Spanish Masters II

Celebrating light

Joachim Sorolla Morning sun.jpg
Photo: Collection Pérez Simón / Fundación JAPS, Mexico © Photo : Studio Sébert Photographers

Joaquin Sorolla, Morning sun,1901

The writers of art history books consider Goya as the most extraordinary Spanish painter of the early part of 19th century. Indeed, he was a genius and because of his influence on later 19th and 20th century painters, some have referred to him as the Father of Modern Art. Art history writers, however, pay little or no attention to these Spanish artists who preceded the 20th century avant-garde and whom we are given a chance to discover in the exhibition of the Musée des beaux arts du Québec: Du Greco à Dali.

One might be tempted to call these artists Impressionists, and it would not be totally false. The brush stoke is the same. The period is also the same: the transition between the 19th and the 20th century, a period of major changes in Europe that had an impact on Spanish society as well as its art. The fact is that, in Spain, a new class of patrons of the arts was emerging, and also were developing artistic structures: galleries and exhibitions, which in turn created a new public. It is evident that life as it is reflected in the works of an artist like Joachim Sorolla, among others, is indicative of such changes that occurred not only in the themes these artists worked on, but also in the way they were experimenting with new pictorial techniques.

Much like in the Impressionist movement, one finds in the Spanish art of that time a leaning toward landscapes (in this case, marine landscapes particularly), city scenes and portraits. There is an obvious influence of photography in the way the subject is dealt with: the composition is more open and the point of view is different from that found traditionally. Although applied generally to literature, we could easily call 'costumbrismo' the works of artists like Sorolla or Barrau Buñol because, despite their realistic approach of customs and social themes, they make no comment, no judgement on these issues. Further, it is interesting to see how Spanish artists of that period have suggested the movement of the characters depicted. The woman in the foreground of the painting The Morning Sun (see picture) would be a good illustration of this point.

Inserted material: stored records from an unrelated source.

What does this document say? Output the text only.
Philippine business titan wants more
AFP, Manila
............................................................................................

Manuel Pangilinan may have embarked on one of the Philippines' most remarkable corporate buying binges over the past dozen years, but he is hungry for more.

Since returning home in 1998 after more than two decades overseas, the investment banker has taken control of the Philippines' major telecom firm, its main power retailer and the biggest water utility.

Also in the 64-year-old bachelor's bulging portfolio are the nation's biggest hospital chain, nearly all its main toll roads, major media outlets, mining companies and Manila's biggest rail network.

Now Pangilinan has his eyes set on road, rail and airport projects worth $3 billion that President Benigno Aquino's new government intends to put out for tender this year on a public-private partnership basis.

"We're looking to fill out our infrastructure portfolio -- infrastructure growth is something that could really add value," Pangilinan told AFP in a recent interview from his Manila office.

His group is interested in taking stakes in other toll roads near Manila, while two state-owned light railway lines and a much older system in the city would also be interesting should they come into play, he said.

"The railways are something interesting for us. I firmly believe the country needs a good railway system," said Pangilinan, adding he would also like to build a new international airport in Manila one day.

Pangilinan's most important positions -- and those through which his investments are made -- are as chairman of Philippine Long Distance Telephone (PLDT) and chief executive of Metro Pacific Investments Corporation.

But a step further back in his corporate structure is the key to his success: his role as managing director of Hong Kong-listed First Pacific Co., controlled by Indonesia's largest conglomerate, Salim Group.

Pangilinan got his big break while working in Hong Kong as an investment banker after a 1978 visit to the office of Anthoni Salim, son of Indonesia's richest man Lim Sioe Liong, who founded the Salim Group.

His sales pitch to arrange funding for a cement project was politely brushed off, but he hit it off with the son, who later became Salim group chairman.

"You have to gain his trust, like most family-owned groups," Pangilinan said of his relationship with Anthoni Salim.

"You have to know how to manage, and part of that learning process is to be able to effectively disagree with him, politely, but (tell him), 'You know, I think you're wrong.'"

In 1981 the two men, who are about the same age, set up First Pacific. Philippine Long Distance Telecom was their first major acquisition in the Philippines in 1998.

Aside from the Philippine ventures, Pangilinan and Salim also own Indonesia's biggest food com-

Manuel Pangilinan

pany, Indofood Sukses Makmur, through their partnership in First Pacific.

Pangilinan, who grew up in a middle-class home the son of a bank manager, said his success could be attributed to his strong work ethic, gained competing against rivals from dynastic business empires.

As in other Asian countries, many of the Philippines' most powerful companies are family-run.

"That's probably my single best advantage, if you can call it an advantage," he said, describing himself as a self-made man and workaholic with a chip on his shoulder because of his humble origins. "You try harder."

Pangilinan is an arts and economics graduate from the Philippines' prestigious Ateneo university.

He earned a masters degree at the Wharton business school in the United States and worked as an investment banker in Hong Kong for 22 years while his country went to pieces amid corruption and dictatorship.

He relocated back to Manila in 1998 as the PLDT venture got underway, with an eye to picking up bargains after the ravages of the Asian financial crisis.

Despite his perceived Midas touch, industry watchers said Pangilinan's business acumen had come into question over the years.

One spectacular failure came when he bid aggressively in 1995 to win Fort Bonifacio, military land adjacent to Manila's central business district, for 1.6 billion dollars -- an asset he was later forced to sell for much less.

Again, like the Impressionists at that time, many artists in Spain were working in the out of doors, doing what has been called "plein air" painting. This of course led to a particular interest in light, a light that however was very different from and much brighter than that of the Impressionists. Light had been an essential element of traditional Spanish art, particularly the art of masters such as Velazquez and Ribera. The light there was essentially theatrical but there never existed before such sun-drenched scenes, an aspect of Spanish art that needed to be acclaimed.

The exhibition that ends on January 9, 2011, (you should hurry to see it if you have not yet done so) also features major works of the Spanish avant-garde: Pablo Picasso, Salvador Dali, Juan Gris, Joan Miro, Antoni Tapies, many of them unknown works that the Quebec public can have the unique opportunity to appreciate. The exhibition is also accompanied by a remarkable catalogue.